The UsuryFree Eye Opener

The UsuryFree Eye Opener is the electronic arm of the UsuryFree Network. It seeks active usuryfree creatives to help advance our mission of creating a usuryfree lifestyle for everyone on this planet. Our motto is 'peace and plenty before 2020.' The UsuryFree Eye Opener publishes not only articles related to the problems associated with our orthodox, usury-based 1/(s-i) system but also to the solutions as offered by active usuryfree creatives - and much more for your re-education.

Friday, March 29, 2013

Bitcoin, Blessing or a Trap?

By Anthony Migchels

Bitcoin now stands at $89. It’s the most ridiculous bubble in ages and its bust will be legendary.
Not an extensive analysis this time, just calling the now obvious: Bitcoin is trouble.
Bitcoin was at a mere $6 only 15 months ago and traded at $30 last month. Combined value of outstanding Bitcoins is now almost $1 billion.
As we have analyzed Bitcoin was designed to be deflationary. As a result it suffers from a rising exchange rate, making people hoard it instead of using it for what money was designed to do: exchange goods and services. As it stands now, Bitcoin is just another completely bogus speculative item.
The whole thing is ridiculous, of course: people are paying $89 for just bits and bytes and it is basically no different than speculating with cyberland and ‘avatars’ in on-line computer games. Hardly any serious goods or services can be bought with Bitcoin.
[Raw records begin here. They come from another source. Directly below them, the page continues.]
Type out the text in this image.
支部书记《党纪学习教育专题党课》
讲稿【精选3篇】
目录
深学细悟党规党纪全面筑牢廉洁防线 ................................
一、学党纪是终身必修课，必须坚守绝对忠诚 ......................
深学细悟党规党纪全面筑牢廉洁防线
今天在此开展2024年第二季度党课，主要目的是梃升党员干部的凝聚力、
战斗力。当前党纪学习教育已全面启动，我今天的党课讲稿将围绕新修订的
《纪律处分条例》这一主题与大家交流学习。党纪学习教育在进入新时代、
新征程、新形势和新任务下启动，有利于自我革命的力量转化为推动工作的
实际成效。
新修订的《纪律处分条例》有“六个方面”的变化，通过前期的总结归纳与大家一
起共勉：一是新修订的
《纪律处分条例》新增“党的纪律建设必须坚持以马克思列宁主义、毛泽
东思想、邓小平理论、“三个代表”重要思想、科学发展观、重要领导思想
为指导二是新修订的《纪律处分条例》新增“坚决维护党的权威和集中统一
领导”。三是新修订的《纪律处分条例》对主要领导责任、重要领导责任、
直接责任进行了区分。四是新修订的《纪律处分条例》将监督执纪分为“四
Once reality sinks in, people are going to suffer, not only because of their losses but also because of the dream. And there is a far greater issue here: Bitcoin’s failure will provide regulators with the ideal excuse to clamp down on free market units. The whole thing is starting to look so blatant, it’s probably not unfair to suggest this is just another problem-reaction-solution operation. Considering its shady designer, CIA involvement, recent news that the Government is already looking to get it under control and what is at stake, Bitcoin has become a major liability to free market monetary reform.